Il Regno Unito potrebbe invertire la sua decisione di consentire a Huawei come fornitore di costruire la rete 5G del Paese dopo che un rapporto ha concluso che le sanzioni statunitensi renderebbero le apparecchiature del gigante cinese delle telecomunicazioni meno sicure. È trapelato il rapporto del National Cyber ​​Security Center di GCHQ The Telegraph e corroborato da Bloomberg, afferma che le restrizioni alle operazioni di Huawei "costringeranno l'azienda a utilizzare la tecnologia non attendibile che potrebbe aumentare il rischio per il Regno Unito".

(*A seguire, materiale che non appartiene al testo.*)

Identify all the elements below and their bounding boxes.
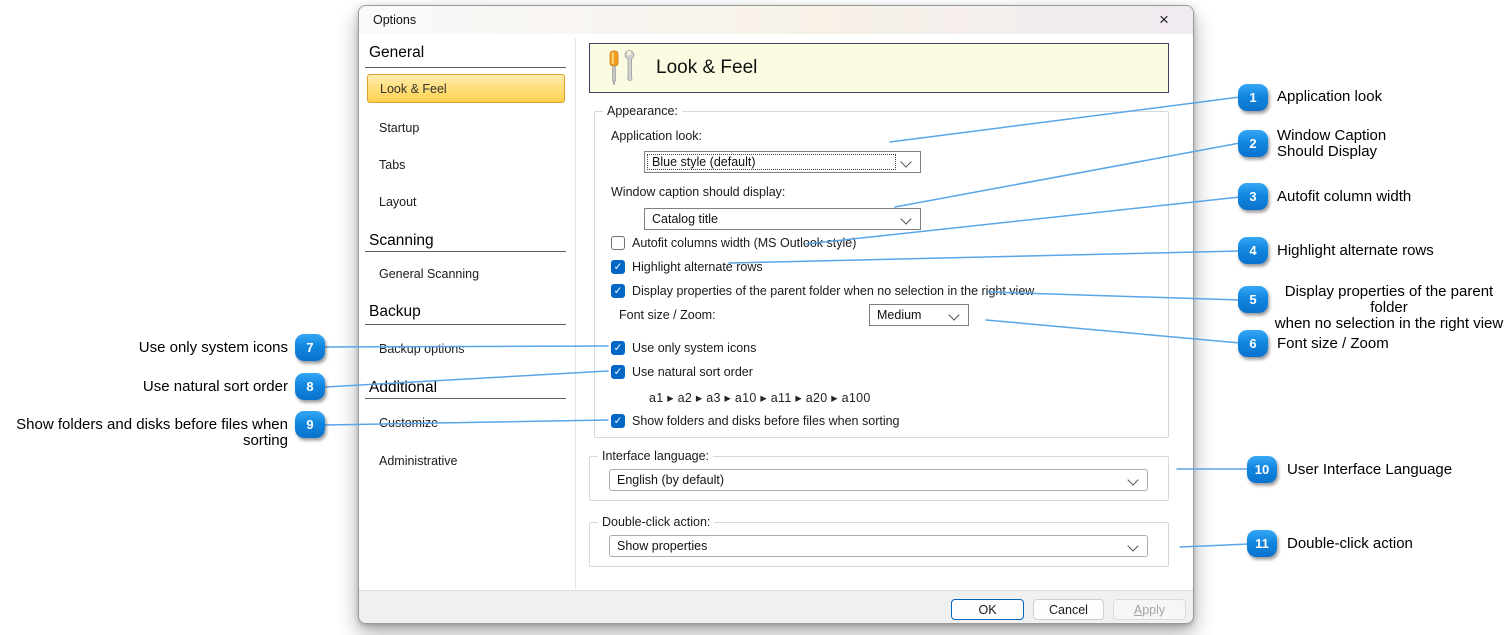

Il rapporto "probabilmente costringerà Boris Johnson ad abbandonare completamente la società", secondo The Telegraph. Una fonte ha detto Bloomberg che il primo ministro britannico si sta preparando a eliminare gradualmente Huawei già quest'anno, anche se si dice che il calendario esatto non sia ancora stato confermato.

"Stiamo considerando l'impatto che le ulteriori sanzioni statunitensi contro Huawei potrebbero avere sulle reti del Regno Unito", afferma il governo britannico in una nota. "Questo è un processo in corso e aggiorneremo ulteriormente a tempo debito."

Nonostante le pressioni degli Stati Uniti, all'inizio del Regno Unito il Regno Unito è andato avanti con piani che includevano Huawei come fornitore di infrastrutture di rete 5G. Huawei doveva essere utilizzato solo per elementi "non core" della rete e si sarebbe limitato a fornire il 35 percento dell'offerta. Johnson aveva sostenuto che mancavano alternative praticabili alla tecnologia Huawei, che è già ampiamente diffusa nelle reti di comunicazione britanniche.

"Stiamo lavorando a stretto contatto con i nostri clienti per trovare il modo di gestire le restrizioni proposte dagli Stati Uniti in modo che il Regno Unito possa mantenere il suo attuale vantaggio nel 5G", afferma il vicepresidente Huawei Victor Zhang in una dichiarazione a Bloomberg. "Riteniamo che sia troppo presto per determinare l'impatto delle restrizioni proposte, che non riguardano la sicurezza, ma la posizione di mercato".